Suatu ketika, Sunan Ampel tanpa sengaja berdesah, “Ah, seandainya Mbah Sholeh masih hidup, tentu pekarangan masjid tidak kotor begini”. Seketika itu, Mbah Soleh yang sudah meninggal, mendadak muncul dan segera membantu Sunan Ampel membersihkan masjid. Keajaiban itu berulang kali terjadi sampai sembilan kali, hingga wafatnya Sunan Ampel pada tahun 1478 di Ampel.
Mbah Sholeh pun yang meninggal tak lama kemudian dimakamkan di kompleks makam Masjid Ampel lama sebelah utara. Di sini, kita bisa melihat sembilan batu nisan yang berjejer rapi, sebagai tanda Mbah Sholeh pernah hidup dan mati sembilan kali. Di sisi barat masjid, ada makam Mbah Sonhaji atau juga dikenal dengan sebutan Mbah Bolong.
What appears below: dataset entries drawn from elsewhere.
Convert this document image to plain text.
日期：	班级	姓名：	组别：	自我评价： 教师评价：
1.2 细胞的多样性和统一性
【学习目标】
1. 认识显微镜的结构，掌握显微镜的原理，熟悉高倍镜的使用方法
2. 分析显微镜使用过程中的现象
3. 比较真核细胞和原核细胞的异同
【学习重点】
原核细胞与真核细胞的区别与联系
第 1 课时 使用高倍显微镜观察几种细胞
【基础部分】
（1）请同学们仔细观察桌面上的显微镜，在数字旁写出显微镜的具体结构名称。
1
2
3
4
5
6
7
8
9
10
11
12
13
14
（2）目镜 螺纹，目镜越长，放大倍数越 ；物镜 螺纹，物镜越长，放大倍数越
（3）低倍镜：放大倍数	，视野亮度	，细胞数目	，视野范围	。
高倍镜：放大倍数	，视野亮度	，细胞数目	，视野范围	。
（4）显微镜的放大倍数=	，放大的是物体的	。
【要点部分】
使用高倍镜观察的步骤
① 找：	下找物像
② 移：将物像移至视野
Menurut cerita, Mbah Bolong adalah orang yang berjasa menentukan arah kiblat dengan cara melubangi (mbolongi, jawa) dinding menggunakan jarinya untuk melihat Ka’bah di Mekkah. Selain makam Mbah Bolong, ada beberapa makam syuhada dan para santri Sunan Ampel. Beberapa meter dari makam-makam ini, terdapatlah makam Sunan Ampel, berdampingan dengan isteri pertamanya, Dewi Condrowati, salah satu putri Raja Brawijaya.